Covering the 2000 run I attended, the Inquirer's (male) theater critic estimated the audience at eight women to every one man; the Daily News (male) columnist put the ratio at 6-1, adding: "Um, guys. … No singles bar in town will give you better odds. The trick is you have to fake empathy."

When the Monologues came back to Philadelphia in 2002, for a run at the Forrest Theater, things hadn't improved much.

The producers bought some radio sponsorships to promote the show. Only, the Daily News reported, KYW 1060 anchors "told management that they were uncomfortable saying the V-word." They had to hire a voice-over actor to record the introduction — and the trouble didn't stop there, the report noted. "A station source says listeners have been e-mailing to complain about the commercial."

Even as recently as 2007, three 16-year-old high school students from New York's suburban Westchester County were thrust into the spotlight when they were suspended for uttering the word vagina during a reading from the play, part of a school open-mic night.

One of the three, Megan Harding, is now 27 and a resident of Brooklyn. She had just discovered the play, and it was eye-opening.

"That really was one of the pivotal defining moments of not just my feminism, but of my life," she said. "The entire situation created a different lens through which I could see not only what was happening in my own life — my parents were divorcing, there was a lot of violence in our household — but also a different lens through which to see the world. What was happening in a micro level at this high school, it was happening all over the world with much larger implications."

Later, when she went on to Connecticut College, Harding became a V-Day organizer and even directed the play her senior year.

"A few years ago, I learned they were also canceling The Vagina Monologues indefinitely — and I was so, so angry," she said.

"Now, I think the reason it was canceled, and that it's been canceled in colleges all over the country, is that it doesn't go far enough."

From the vantage point of 2018, The Vagina Monologues feels to her and many others like a second-wave feminist throwback that privileges white voices.

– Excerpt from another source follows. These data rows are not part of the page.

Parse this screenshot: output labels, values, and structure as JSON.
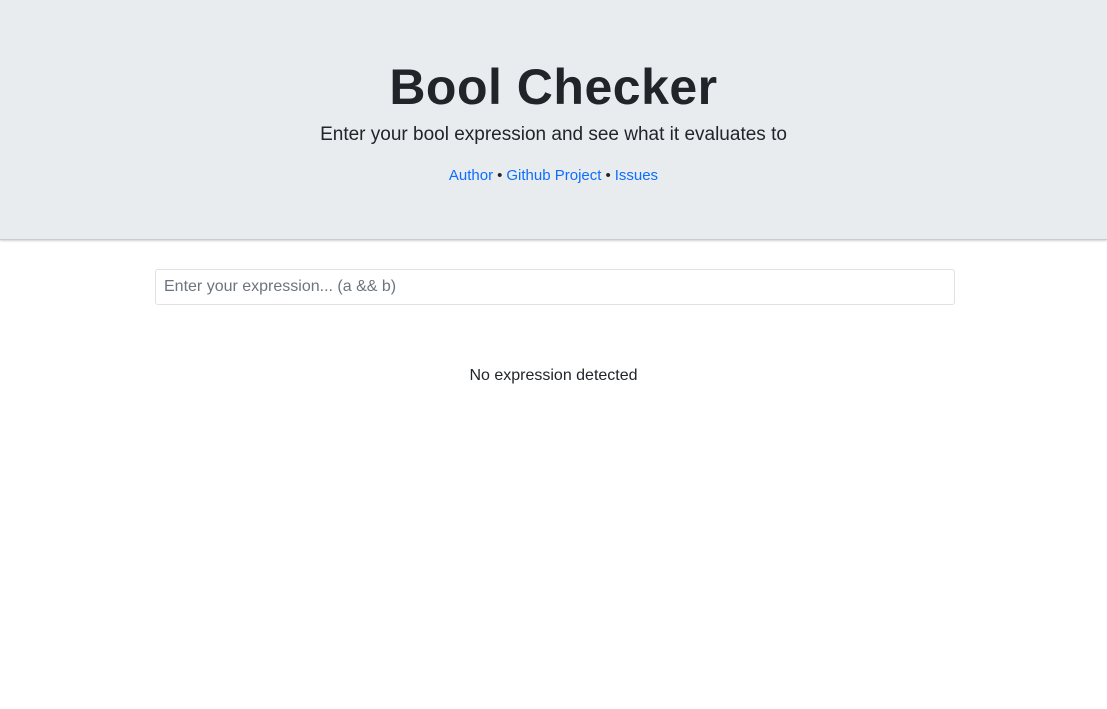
{
  "header": {
    "title": "Bool Checker",
    "subtitle": "Enter your bool expression and see what it evaluates to",
    "links": {
      "author": "Author",
      "github": "Github Project",
      "issues": "Issues",
      "separator": "•"
    }
  },
  "main": {
    "input": {
      "value": "",
      "placeholder": "Enter your expression... (a && b)"
    },
    "result_text": "No expression detected"
  },
  "colors": {
    "hero_background": "#e9ecef",
    "link": "#0d6efd",
    "text": "#212529"
  }
}
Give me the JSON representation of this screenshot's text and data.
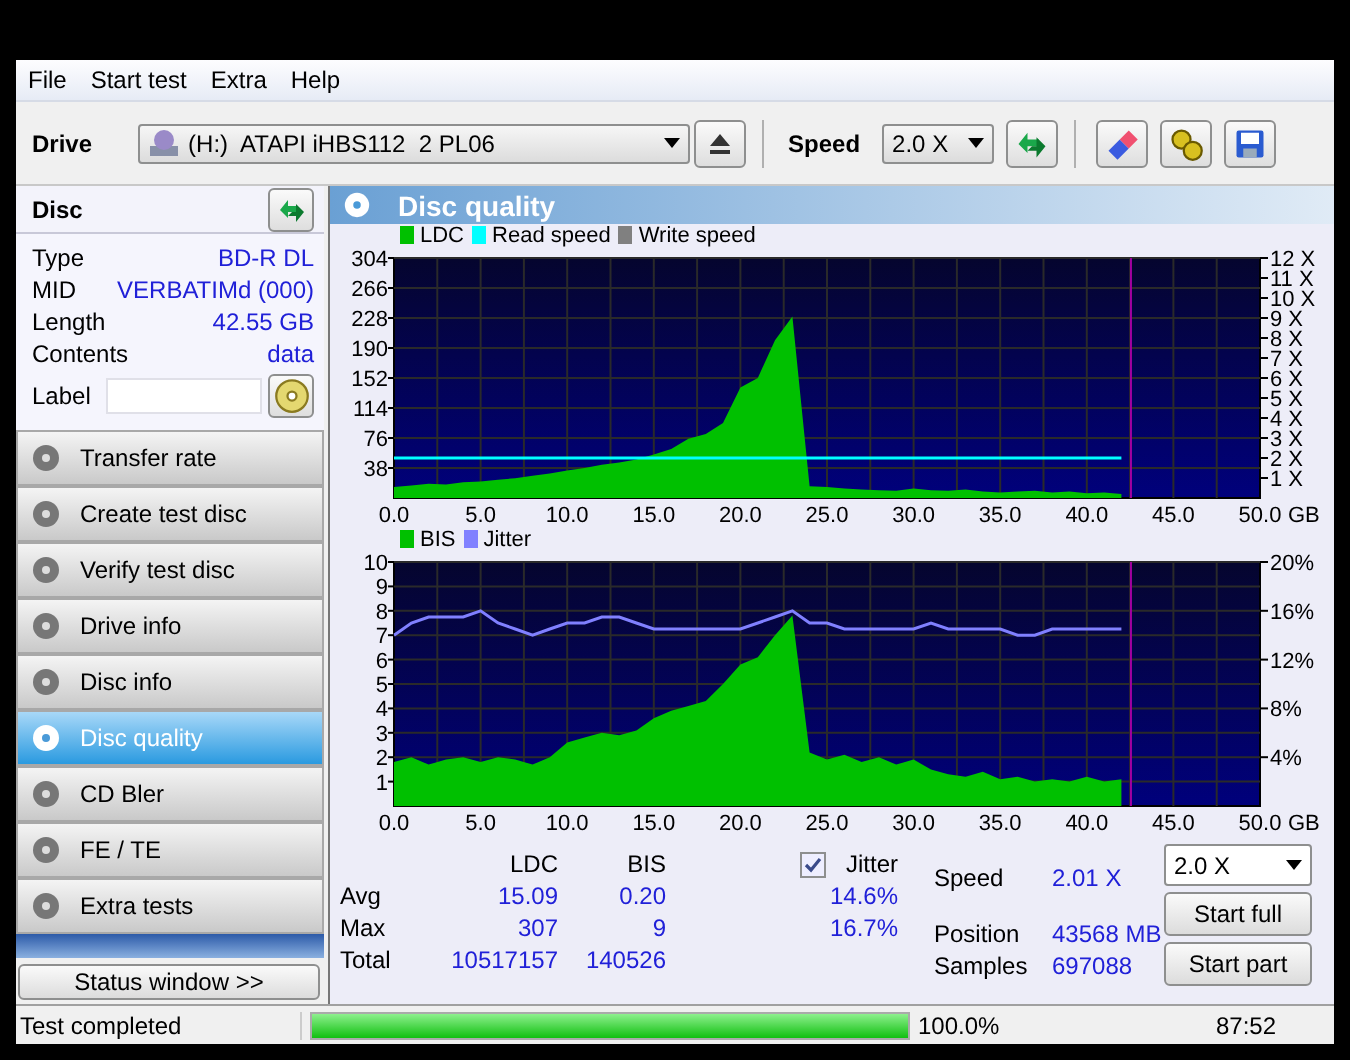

It's a pattern many have noted in the #MeToo movement — which was, after all, started by an African American Philly activist but only drew widespread attention when Alyssa Milano tweeted it. Recently, an #UsToo hashtag was created to bring race back into the conversation.

The same idea came to light in a rather on-the-nose way with complaints about those pink knit Women's March hats, which some said marginalized transgender women, and women of color. "Not everyone who identifies as a woman has a pussy," sex educator Ericka Hart said in a speech at last year's Philadelphia march, "nor does being a woman have anything to do with pussy."

That doesn't change the fact that the monologues, and for that matter, the pussyhat, still resonate deeply with many young women.

But even Harding, once a poster child for the show, is moving on.

"I'm not about white feminism," she said. "It has to place the experiences of trans women and women of color at the center. The Vagina Monologues can continue, but it can't be the end-all be-all of what feminism is."